Lucas não desviou o olhar nem por um segundo.
Mas algo mudou nele naquele momento.
O sorriso presunçoso sumiu.
O brilho de divertimento deu lugar a uma intensidade mais perigosa.
Ele não esperava que Clara o desafiasse.
E agora, ele queria puni-la por isso.
Clara sentiu o ar ao redor deles ficar mais denso.
O olhar de Lucas queimava sua pele de uma forma intensa.
Ele a avaliava como um predador que acabara de perceber que sua presa queria lutar.
— Você quer jogar comigo, pequena? — a voz dele veio baixa, rouca.
Clara manteve a postura firme.
— Você acha que sou tão fácil de dobrar assim?
Lucas riu, mas seus olhos não tinham mais traços de humor.
— Vamos ver até onde você aguenta.
Antes que Clara pudesse reagir, ele se levantou da poltrona e caminhou até ela. Lento, preciso, calculado.
Ela deveria recuar, Mas não o fez.
Lucas se inclinou, apoiando uma mão no encosto da cadeira dela, fechando o espaço entre os dois.
Ele não a tocava, Mas a prendia ali.
— Você gosta de testar meus limites, não é? — sussurrou contra seu ouvido.

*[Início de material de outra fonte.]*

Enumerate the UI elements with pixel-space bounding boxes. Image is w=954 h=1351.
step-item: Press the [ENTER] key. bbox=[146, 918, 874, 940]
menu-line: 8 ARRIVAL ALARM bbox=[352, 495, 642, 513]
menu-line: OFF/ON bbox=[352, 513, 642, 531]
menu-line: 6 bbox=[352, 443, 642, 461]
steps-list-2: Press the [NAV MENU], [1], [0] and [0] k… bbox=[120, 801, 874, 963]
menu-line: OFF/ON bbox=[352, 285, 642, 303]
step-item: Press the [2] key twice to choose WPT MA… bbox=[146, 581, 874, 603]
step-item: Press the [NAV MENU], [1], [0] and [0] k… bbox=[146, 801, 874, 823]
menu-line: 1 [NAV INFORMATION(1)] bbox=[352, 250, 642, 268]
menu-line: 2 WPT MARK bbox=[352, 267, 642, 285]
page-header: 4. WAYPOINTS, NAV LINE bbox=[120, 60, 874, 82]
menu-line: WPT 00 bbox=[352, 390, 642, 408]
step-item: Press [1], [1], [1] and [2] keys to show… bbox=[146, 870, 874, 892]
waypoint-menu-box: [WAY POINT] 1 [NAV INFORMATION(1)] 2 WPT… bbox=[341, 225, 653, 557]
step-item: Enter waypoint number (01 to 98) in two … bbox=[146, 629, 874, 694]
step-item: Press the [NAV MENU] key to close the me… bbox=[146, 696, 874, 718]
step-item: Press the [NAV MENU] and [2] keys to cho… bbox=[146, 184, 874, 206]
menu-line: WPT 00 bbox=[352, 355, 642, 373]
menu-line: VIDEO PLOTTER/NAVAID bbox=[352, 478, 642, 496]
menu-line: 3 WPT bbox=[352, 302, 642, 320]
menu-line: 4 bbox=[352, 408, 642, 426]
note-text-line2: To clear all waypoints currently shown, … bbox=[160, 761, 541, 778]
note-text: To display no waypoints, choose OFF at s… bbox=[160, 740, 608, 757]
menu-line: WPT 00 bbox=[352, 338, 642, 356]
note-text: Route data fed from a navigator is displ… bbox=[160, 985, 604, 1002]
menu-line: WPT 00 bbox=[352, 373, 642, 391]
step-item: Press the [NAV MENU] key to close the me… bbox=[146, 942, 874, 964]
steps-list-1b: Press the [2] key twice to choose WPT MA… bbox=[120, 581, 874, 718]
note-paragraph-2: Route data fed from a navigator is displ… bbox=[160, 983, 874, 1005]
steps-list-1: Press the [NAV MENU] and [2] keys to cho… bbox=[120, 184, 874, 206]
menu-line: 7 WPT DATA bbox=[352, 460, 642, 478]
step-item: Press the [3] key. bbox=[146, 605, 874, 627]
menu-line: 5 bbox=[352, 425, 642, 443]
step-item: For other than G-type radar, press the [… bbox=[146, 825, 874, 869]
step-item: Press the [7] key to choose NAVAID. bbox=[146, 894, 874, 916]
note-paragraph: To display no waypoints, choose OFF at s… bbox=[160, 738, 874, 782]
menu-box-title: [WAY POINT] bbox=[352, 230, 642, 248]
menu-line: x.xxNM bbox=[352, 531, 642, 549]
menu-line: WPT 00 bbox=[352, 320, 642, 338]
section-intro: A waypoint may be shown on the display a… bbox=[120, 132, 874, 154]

O coração de Clara martelava no peito. Ela estava perdendo o controle da situação.
— Talvez eu goste de testar os seus limites.
Lucas sorriu contra sua pele.
— Má ideia, pequena.
Antes que Clara pudesse responder, ele se afastou, pronto para a nova Jogada.
Sem aviso, Lucas pegou o telefone e fez um único gesto, Chamando alguém.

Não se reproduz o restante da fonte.